SALT LAKE CITY - The Mormon church is fighting a sex-abuse victim's attempt to force it to disclose financial information.

Jeremiah Scott, 22, sued The Church of Jesus Christ of Latter-day Saints in an Oregon court after a Sunday school teacher was convicted of repeatedly sexually abusing him in Portland when he was 11.

The suit claims church officials knew Franklin Richard Curtis was a pedophile but did not warn Scott's mother before she took Curtis into their home.

Curtis was 87 at the time of the abuse. He was arrested and convicted of first-degree sex abuse and given probation in 1994. He died in 1995.

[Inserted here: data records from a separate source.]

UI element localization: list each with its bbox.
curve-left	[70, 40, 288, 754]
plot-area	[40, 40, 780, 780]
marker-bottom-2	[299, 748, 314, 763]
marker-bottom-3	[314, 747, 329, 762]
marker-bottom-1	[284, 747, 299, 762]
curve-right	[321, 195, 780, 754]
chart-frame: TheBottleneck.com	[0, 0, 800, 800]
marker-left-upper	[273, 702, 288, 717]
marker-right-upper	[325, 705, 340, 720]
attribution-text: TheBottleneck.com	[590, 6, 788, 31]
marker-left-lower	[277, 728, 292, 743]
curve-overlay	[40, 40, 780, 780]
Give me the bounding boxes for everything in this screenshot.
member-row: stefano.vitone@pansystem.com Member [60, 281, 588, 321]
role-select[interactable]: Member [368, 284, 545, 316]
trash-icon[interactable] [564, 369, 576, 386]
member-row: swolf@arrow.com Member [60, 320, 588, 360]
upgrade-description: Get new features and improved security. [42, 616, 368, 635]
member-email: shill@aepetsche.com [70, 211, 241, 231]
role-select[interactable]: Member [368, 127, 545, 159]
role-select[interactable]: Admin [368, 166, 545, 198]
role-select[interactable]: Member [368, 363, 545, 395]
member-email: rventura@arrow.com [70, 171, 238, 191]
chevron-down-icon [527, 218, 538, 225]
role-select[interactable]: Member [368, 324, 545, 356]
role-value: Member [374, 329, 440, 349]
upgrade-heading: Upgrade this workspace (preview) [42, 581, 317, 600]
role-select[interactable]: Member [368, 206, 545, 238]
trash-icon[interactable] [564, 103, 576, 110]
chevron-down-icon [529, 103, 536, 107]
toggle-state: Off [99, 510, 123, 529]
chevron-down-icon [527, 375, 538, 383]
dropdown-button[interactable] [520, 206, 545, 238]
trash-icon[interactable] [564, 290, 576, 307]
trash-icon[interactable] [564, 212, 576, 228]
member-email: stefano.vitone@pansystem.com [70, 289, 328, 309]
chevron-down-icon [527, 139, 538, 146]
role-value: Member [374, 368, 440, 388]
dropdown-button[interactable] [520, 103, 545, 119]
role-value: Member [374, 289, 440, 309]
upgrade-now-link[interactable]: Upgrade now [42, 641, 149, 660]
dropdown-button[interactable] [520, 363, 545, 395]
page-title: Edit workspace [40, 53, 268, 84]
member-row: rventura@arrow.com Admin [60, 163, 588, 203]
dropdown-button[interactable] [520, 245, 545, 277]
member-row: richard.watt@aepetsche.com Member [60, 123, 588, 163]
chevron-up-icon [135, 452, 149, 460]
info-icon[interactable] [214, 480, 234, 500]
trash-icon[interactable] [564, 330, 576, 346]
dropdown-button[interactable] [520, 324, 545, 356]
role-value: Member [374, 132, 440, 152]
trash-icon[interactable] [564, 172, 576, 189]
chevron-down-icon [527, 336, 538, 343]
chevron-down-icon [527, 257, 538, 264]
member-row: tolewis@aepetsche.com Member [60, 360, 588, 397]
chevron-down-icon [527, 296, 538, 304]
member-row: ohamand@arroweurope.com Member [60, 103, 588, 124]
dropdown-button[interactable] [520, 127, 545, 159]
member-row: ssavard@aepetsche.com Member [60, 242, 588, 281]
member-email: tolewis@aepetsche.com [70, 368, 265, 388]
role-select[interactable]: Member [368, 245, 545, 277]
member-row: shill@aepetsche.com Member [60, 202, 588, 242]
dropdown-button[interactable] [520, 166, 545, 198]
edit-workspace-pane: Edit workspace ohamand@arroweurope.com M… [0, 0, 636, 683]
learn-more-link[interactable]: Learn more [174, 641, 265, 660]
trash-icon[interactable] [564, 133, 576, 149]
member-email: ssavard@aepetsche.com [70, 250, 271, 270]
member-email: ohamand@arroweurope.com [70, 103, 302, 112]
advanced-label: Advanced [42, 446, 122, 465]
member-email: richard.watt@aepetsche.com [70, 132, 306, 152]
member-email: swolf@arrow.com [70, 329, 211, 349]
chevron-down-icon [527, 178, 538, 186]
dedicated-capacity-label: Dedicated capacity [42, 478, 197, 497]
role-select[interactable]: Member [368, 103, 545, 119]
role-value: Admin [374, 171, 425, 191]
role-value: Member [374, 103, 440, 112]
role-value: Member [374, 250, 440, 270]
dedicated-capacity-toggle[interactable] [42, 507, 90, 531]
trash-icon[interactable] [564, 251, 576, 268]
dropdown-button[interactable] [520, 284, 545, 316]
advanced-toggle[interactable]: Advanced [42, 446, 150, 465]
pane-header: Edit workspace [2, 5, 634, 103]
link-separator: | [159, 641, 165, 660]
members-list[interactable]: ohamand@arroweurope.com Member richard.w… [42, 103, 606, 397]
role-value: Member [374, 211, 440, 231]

Church attorneys have told Scott the church is able to pay punitive damages of $162 million, or twice the amount of the largest punitive damages award in Oregon history.

But they say his request that the church produce any documents it has detailing income and financial interests, including tithing revenue and property values, goes too far.

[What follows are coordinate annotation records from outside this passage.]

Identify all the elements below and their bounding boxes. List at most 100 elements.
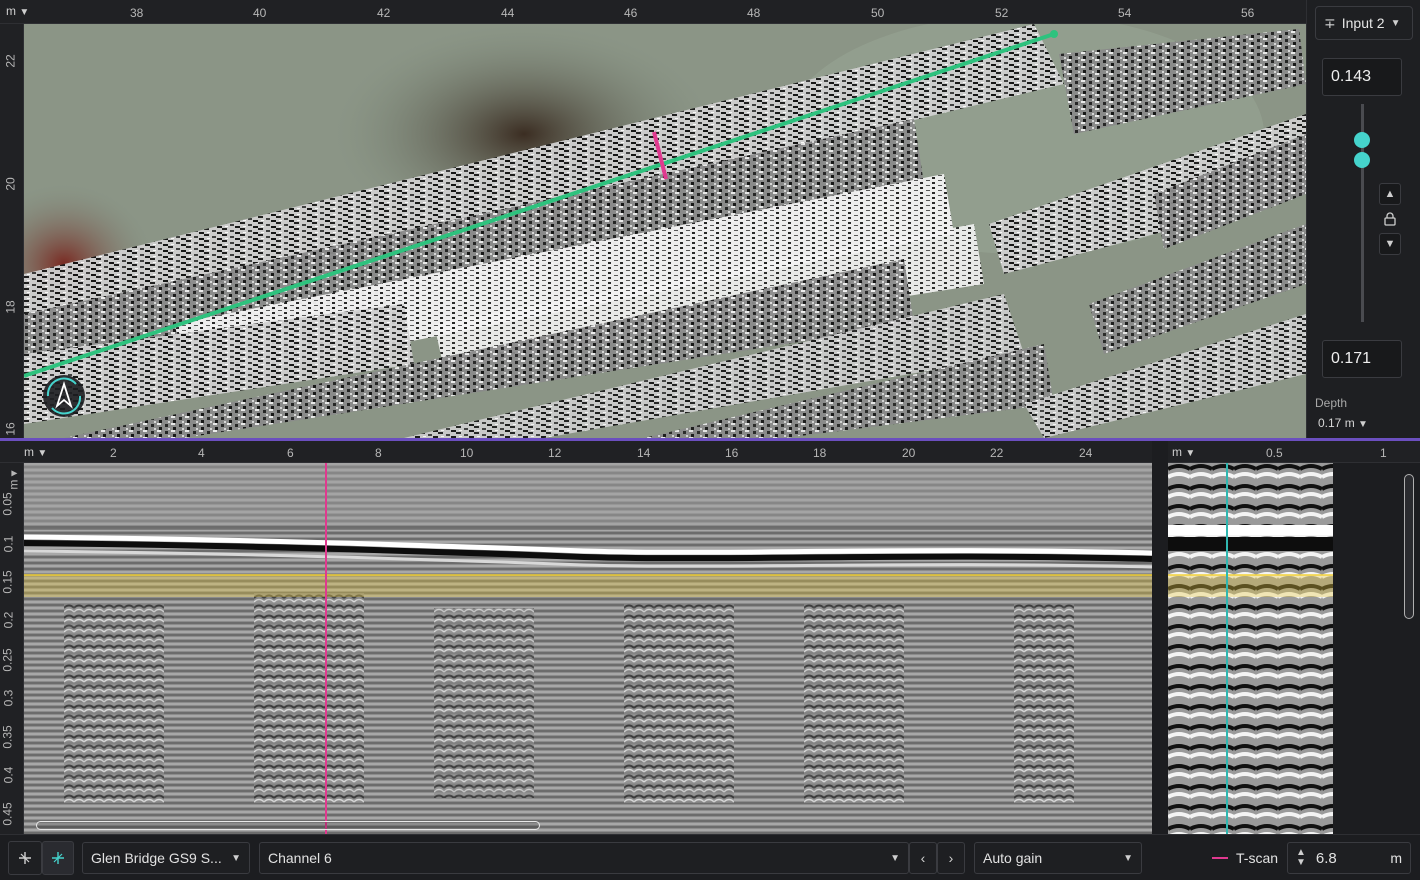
project-select-label: Glen Bridge GS9 S...: [91, 850, 222, 866]
tscan-x-ruler: m ▼ 0.5 1: [1168, 441, 1420, 463]
bscan-x-tick: 4: [198, 446, 205, 460]
chevron-down-icon: ▼: [1358, 419, 1368, 430]
depth-panel: ∓ Input 2 ▼ 0.143 ▲ ▼ 0.171 Depth 0.17 m…: [1306, 0, 1420, 440]
project-select[interactable]: Glen Bridge GS9 S... ▼: [82, 842, 250, 874]
chevron-down-icon: ▼: [1185, 448, 1196, 459]
position-field[interactable]: ▲ ▼ 6.8 m: [1287, 842, 1411, 874]
tscan-x-tick: 1: [1380, 446, 1387, 460]
input-select-label: Input 2: [1341, 15, 1385, 31]
map-x-tick: 50: [871, 6, 885, 20]
map-view[interactable]: [24, 24, 1306, 438]
bscan-x-tick: 12: [548, 446, 562, 460]
depth-select[interactable]: 0.17 m ▼: [1318, 416, 1368, 430]
map-unit-label: m: [6, 4, 16, 18]
chevron-down-icon: ▼: [37, 448, 48, 459]
bscan-unit-label: m: [24, 445, 34, 459]
bscan-x-ruler: m ▼ 2 4 6 8 10 12 14 16 18 20 22 24: [0, 441, 1152, 463]
map-x-tick: 56: [1241, 6, 1255, 20]
map-x-tick: 54: [1118, 6, 1132, 20]
chevron-down-icon: ▼: [1390, 17, 1401, 29]
map-y-tick: 22: [3, 54, 18, 68]
bscan-x-tick: 20: [902, 446, 916, 460]
map-x-ruler: m ▼ 38 40 42 44 46 48 50 52 54 56: [0, 0, 1306, 24]
bscan-y-tick: 0.35: [0, 725, 15, 749]
tscan-unit-select[interactable]: m ▼: [1172, 445, 1195, 459]
bscan-y-unit[interactable]: m ▾: [7, 470, 21, 489]
depth-value: 0.17 m: [1318, 416, 1355, 430]
bscan-y-tick: 0.2: [1, 611, 16, 629]
bscan-x-tick: 24: [1079, 446, 1093, 460]
tscan-label: T-scan: [1236, 850, 1279, 866]
bscan-radargram[interactable]: [24, 463, 1152, 834]
map-x-tick: 38: [130, 6, 144, 20]
map-y-ruler: 22 20 18 16: [0, 24, 24, 438]
bscan-y-unit-label: m: [6, 479, 21, 490]
tscan-x-tick: 0.5: [1266, 446, 1283, 460]
map-y-tick: 16: [3, 422, 18, 436]
bscan-y-tick: 0.1: [1, 535, 16, 553]
bottom-toolbar: Glen Bridge GS9 S... ▼ Channel 6 ▼ ‹ › A…: [0, 834, 1420, 880]
map-x-tick: 46: [624, 6, 638, 20]
map-y-tick: 20: [3, 177, 18, 191]
map-y-tick: 18: [3, 300, 18, 314]
input-icon: ∓: [1324, 14, 1336, 31]
bscan-x-tick: 16: [725, 446, 739, 460]
gpr-viewer-app: m ▼ 38 40 42 44 46 48 50 52 54 56 22 20 …: [0, 0, 1420, 880]
chevron-down-icon[interactable]: ▼: [1379, 233, 1401, 255]
chevron-up-icon[interactable]: ▲: [1379, 183, 1401, 205]
map-x-tick: 44: [501, 6, 515, 20]
panel-gap: [1152, 441, 1168, 834]
channel-select[interactable]: Channel 6 ▼: [259, 842, 909, 874]
bscan-x-tick: 18: [813, 446, 827, 460]
map-x-tick: 48: [747, 6, 761, 20]
bscan-y-tick: 0.15: [0, 570, 15, 594]
chevron-down-icon: ▼: [19, 7, 30, 18]
bscan-x-tick: 22: [990, 446, 1004, 460]
bscan-y-ruler: m ▾ 0.05 0.1 0.15 0.2 0.25 0.3 0.35 0.4 …: [0, 463, 24, 834]
bscan-y-tick: 0.45: [0, 802, 15, 826]
gain-select-label: Auto gain: [983, 850, 1043, 866]
bscan-canvas: [24, 463, 1152, 834]
bscan-y-tick: 0.3: [1, 689, 16, 707]
map-x-tick: 40: [253, 6, 267, 20]
tscan-view[interactable]: [1168, 463, 1333, 834]
map-canvas: [24, 24, 1306, 438]
chevron-down-icon: ▼: [231, 852, 241, 864]
bscan-x-tick: 14: [637, 446, 651, 460]
chevron-down-icon: ▼: [890, 852, 900, 864]
bscan-x-tick: 2: [110, 446, 117, 460]
tscan-unit-label: m: [1172, 445, 1182, 459]
depth-slider-lower-knob[interactable]: [1354, 152, 1370, 168]
depth-slice-band[interactable]: [24, 575, 1152, 597]
channel-select-label: Channel 6: [268, 850, 332, 866]
bscan-x-tick: 10: [460, 446, 474, 460]
position-unit: m: [1390, 850, 1402, 866]
tscan-canvas: [1168, 463, 1333, 834]
map-x-tick: 42: [377, 6, 391, 20]
bscan-y-tick: 0.05: [0, 492, 15, 516]
chevron-down-icon: ▼: [1123, 852, 1133, 864]
bscan-horizontal-scrollbar[interactable]: [36, 821, 540, 830]
cursor-tool-icon[interactable]: [8, 841, 42, 875]
bscan-x-tick: 6: [287, 446, 294, 460]
depth-slider-upper-knob[interactable]: [1354, 132, 1370, 148]
upper-depth-field[interactable]: 0.143: [1322, 58, 1402, 96]
position-value: 6.8: [1315, 849, 1337, 867]
bscan-y-tick: 0.25: [0, 648, 15, 672]
stepper-icon[interactable]: ▲ ▼: [1296, 848, 1306, 868]
bscan-unit-select[interactable]: m ▼: [24, 445, 47, 459]
lower-depth-field[interactable]: 0.171: [1322, 340, 1402, 378]
depth-label: Depth: [1315, 396, 1348, 410]
pan-tool-icon[interactable]: [42, 841, 74, 875]
compass-icon[interactable]: [43, 375, 85, 417]
chevron-right-icon[interactable]: ›: [937, 842, 965, 874]
tscan-vertical-scrollbar[interactable]: [1404, 474, 1414, 619]
chevron-left-icon[interactable]: ‹: [909, 842, 937, 874]
tscan-legend-swatch: [1212, 857, 1228, 859]
gain-select[interactable]: Auto gain ▼: [974, 842, 1142, 874]
lock-icon[interactable]: [1379, 208, 1401, 230]
bscan-y-tick: 0.4: [1, 766, 16, 784]
map-x-tick: 52: [995, 6, 1009, 20]
input-select[interactable]: ∓ Input 2 ▼: [1315, 6, 1413, 40]
map-unit-select[interactable]: m ▼: [6, 4, 29, 18]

The church contends such disclosures would violate its First Amendment right to operate free from government entanglement.

A Multnomah County judge in May allowed Scott to seek punitive damages.

His attorneys argued Scott's case and others like it showed a pattern within the church of failing to report, warn members about and prevent the sexual abuse of children.

"This case is about making the church live by the same laws the rest of us have to in protecting children," said Jeffrey Anderson, one of Scott's attorneys.

Portland attorney Stephen English, representing the church, said, "There is no pattern of protecting child abusers of any kind in the church. That is nonsense."

Earlier this month, church attorneys asked Judge Ellen Rosenblum to rule that the church will not be required to disclose its finances. At most, any financial information required to be disclosed should be limited to Oregon, the attorneys said.

Determining the value of properties with "infinite spiritual and symbolic value to the church," such as Temple Square in Salt Lake City, would be impossible, they said.

Scott's attorneys counter the church's net worth is a factor in determining how much he should seek in punitive damages.

Scott's suit claims the church knew of Curtis' past sex abuse when Curtis moved in with Scott's family but didn't warn them.

Curtis had been excommunicated from a ward in Pennsylvania for sex abuse when he moved to Oregon. Court records show he was rebaptized in 1984.

In 1990, Scott's mother, Sandra Scott, asked then-Bishop Gregory Lee Foster for advice about taking Curtis in, and he told her "it was not a good idea" due Curtis' age, she said in a deposition.

The lawsuit claims Foster knew Curtis had a history of sexually abusing children dating back to the 1970s, but gave him access to young children as a teacher and did not warn parents because Curtis had repented.